Guatemala’s Congress stands poised to amend its National Reconciliation Law of 1996, which prohibits granting amnesty to those who had committed international crimes including genocide, torture, and crimes against humanity. The proposed legislation would terminate all ongoing proceedings against grave crimes committed during the country’s civil war, free all military officials and guerrilla leaders already convicted for these grave crimes, and bar all future investigations into such crimes. This legislation would violate international law, which establishes that grave violations of human rights must not be subject to amnesties, statutes of limitation, or other mechanisms that would hold perpetrators in impunity. It would also erase a decade of progress in efforts to clarify the truth about past crimes and hold those responsible accountable.
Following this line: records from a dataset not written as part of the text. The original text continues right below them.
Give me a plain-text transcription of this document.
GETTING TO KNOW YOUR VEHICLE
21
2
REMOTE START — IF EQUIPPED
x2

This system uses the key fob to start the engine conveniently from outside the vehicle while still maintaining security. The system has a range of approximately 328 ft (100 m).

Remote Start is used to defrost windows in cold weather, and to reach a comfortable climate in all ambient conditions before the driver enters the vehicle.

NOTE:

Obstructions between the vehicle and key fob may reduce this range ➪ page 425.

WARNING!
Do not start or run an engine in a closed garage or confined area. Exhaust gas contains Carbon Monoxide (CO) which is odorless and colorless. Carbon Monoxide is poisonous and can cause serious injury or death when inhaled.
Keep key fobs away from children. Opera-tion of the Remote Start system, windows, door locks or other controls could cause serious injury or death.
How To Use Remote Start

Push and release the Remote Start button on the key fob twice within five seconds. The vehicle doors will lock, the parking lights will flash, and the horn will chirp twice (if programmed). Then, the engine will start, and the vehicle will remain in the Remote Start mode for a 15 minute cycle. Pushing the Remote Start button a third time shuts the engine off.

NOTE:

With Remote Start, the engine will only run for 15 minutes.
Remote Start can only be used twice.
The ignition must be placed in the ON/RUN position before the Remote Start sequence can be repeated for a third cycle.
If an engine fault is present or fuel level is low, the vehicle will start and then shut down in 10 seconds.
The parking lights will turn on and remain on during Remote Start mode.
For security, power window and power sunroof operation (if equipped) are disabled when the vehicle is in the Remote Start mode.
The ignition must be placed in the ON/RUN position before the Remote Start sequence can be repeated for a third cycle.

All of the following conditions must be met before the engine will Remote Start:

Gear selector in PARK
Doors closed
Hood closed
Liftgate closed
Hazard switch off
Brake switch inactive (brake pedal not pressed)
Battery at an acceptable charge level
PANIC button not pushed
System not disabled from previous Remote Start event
Between 2008 and 2018, Guatemalan courts issued 16 verdicts in human rights cases linked to the 36-year civil conflict (1960-1996), convicting 33 former military officials, military commissioners, and former civil defense patrol members of a series of war crimes, including torture, enforced disappearance, extrajudicial execution, aggravated sexual violence, and sexual and domestic slavery. Those convicted include retired senior military officials who have long been seen as untouchable, including former Army Chief of Staff Benedicto Lucas García and former military intelligence chief Manuel Callejas y CallejasTwo officials in two separate cases have been acquitted. Courts also convicted one former guerrilla leader for his role in a 1988 massacre.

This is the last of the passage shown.